Présentation historique de la pince d’électricien, du fer à souder et du testeur unipolaire.
Une cloche de signalisation alimentée par batterie avec un nombre suffisant de fils électriques plus longs est également utile. Grâce à lui, nous déterminons les débuts et les extrémités des câbles posés en permanence dans les coffrets de distribution, les prises, les interrupteurs, aux sorties du plafond.
Bien qu’il ne soit pas souvent utilisé, un autre fer à souder électrique de puissance modeste est nécessaire, comme celui utilisé par les maîtres des services radio et de l’électronique en général.
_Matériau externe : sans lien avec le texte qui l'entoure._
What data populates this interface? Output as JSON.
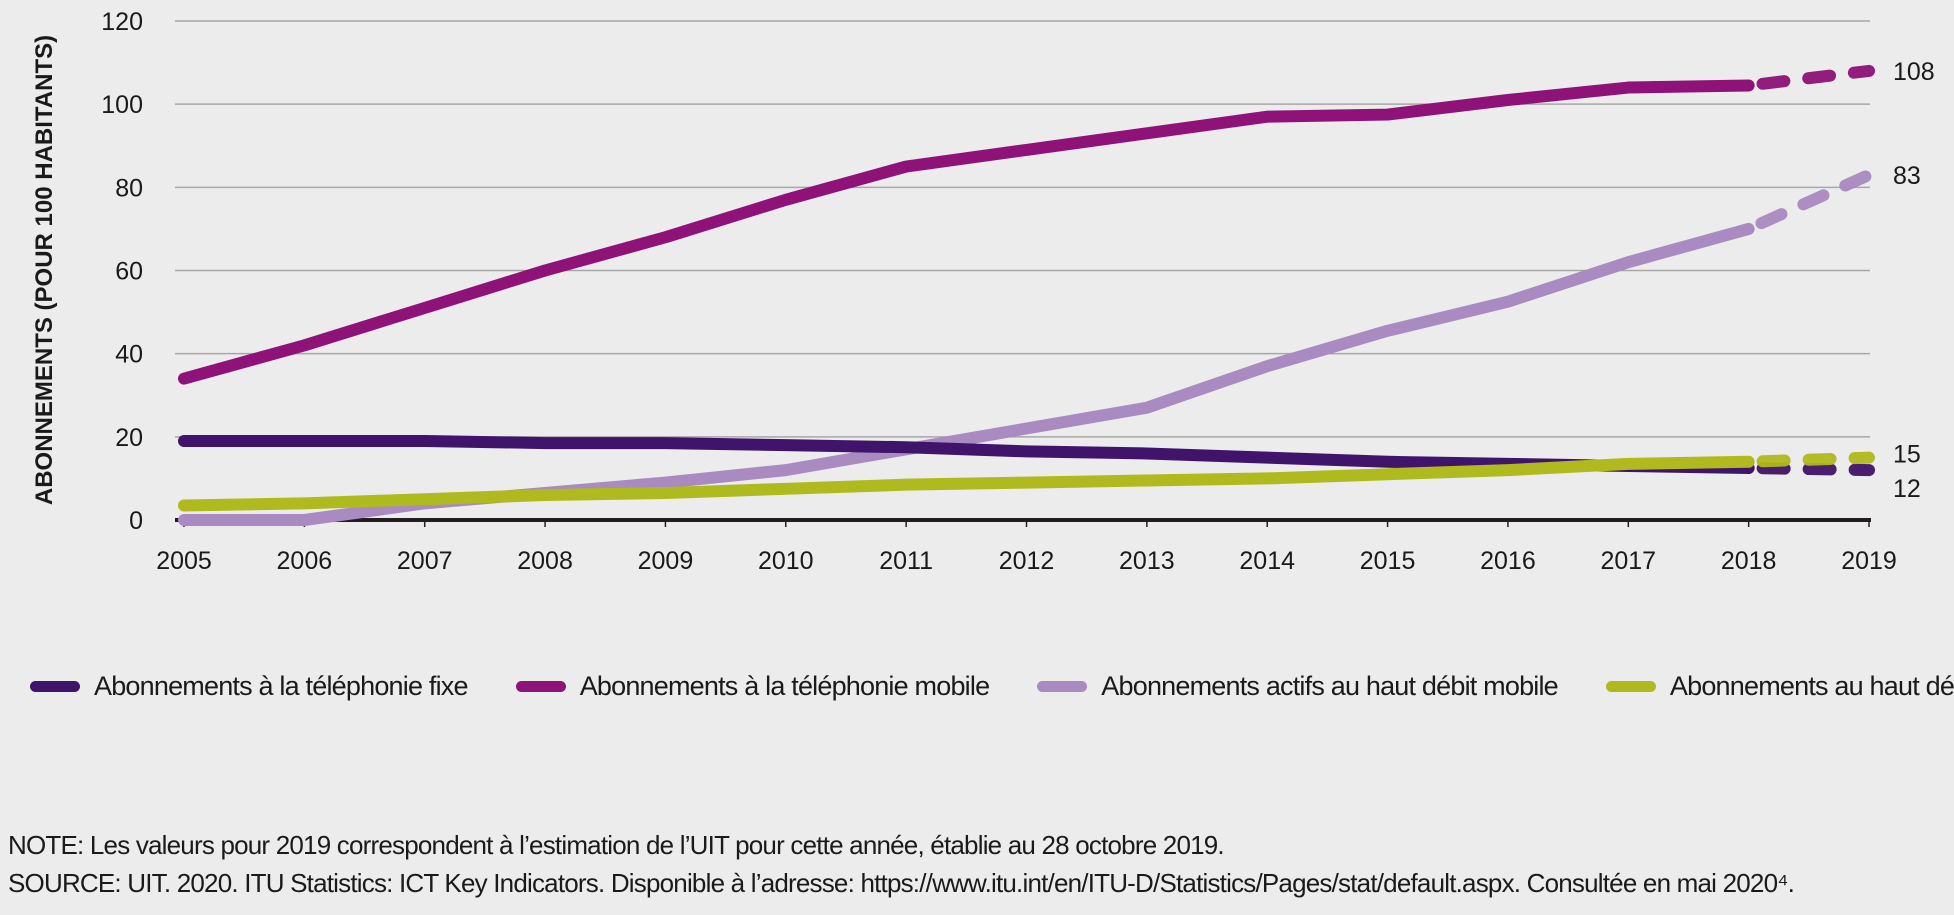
{
  "chart_data": {
    "type": "line",
    "title": "",
    "xlabel": "",
    "ylabel": "ABONNEMENTS (POUR 100 HABITANTS)",
    "ylim": [
      0,
      120
    ],
    "yticks": [
      "0",
      "20",
      "40",
      "60",
      "80",
      "100",
      "120"
    ],
    "grid": true,
    "legend_position": "bottom",
    "x": [
      "2005",
      "2006",
      "2007",
      "2008",
      "2009",
      "2010",
      "2011",
      "2012",
      "2013",
      "2014",
      "2015",
      "2016",
      "2017",
      "2018",
      "2019"
    ],
    "estimated_segment": [
      "2018",
      "2019"
    ],
    "series": [
      {
        "name": "Abonnements à la téléphonie fixe",
        "color": "#41146b",
        "values": [
          19,
          19,
          19,
          18.5,
          18.5,
          18,
          17.5,
          16.5,
          16,
          15,
          14,
          13.5,
          13,
          12.5,
          12
        ],
        "end_label": "12"
      },
      {
        "name": "Abonnements à la téléphonie mobile",
        "color": "#8e1277",
        "values": [
          34,
          42,
          51,
          60,
          68,
          77,
          85,
          89,
          93,
          97,
          97.5,
          101,
          104,
          104.5,
          108
        ],
        "end_label": "108"
      },
      {
        "name": "Abonnements actifs au haut débit mobile",
        "color": "#a98ac1",
        "values": [
          0,
          0,
          4,
          6.5,
          9,
          12,
          17,
          22,
          27,
          37,
          45.5,
          52.5,
          62,
          70,
          83
        ],
        "end_label": "83"
      },
      {
        "name": "Abonnements au haut débit fixe",
        "color": "#aeba1d",
        "values": [
          3.5,
          4,
          5,
          6,
          6.5,
          7.5,
          8.5,
          9,
          9.5,
          10,
          11,
          12,
          13.5,
          14,
          15
        ],
        "end_label": "15"
      }
    ]
  },
  "notes": {
    "note": "NOTE: Les valeurs pour 2019 correspondent à l’estimation de l’UIT pour cette année, établie au 28 octobre 2019.",
    "source": "SOURCE: UIT. 2020. ITU Statistics: ICT Key Indicators. Disponible à l’adresse: https://www.itu.int/en/ITU-D/Statistics/Pages/stat/default.aspx. Consultée en mai 2020⁴."
  }
}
Il sera utilisé pour connecter des fils aux bornes, pour connecter des composants à l’intérieur des consommateurs et pour des tâches similaires.
Connexions et réparations de l’appareil : le mode de terminaison du conducteur doit correspondre au type de pince et aux instructions du fabricant ; la soudure n’est pas un substitut universel à un joint prescrit. Un appareil présentant une rupture d’isolation n’est pas “réparé” sous tension, mais est immédiatement éteint, mis hors service et remis à un expert pour inspection et mesure des mesures de protection.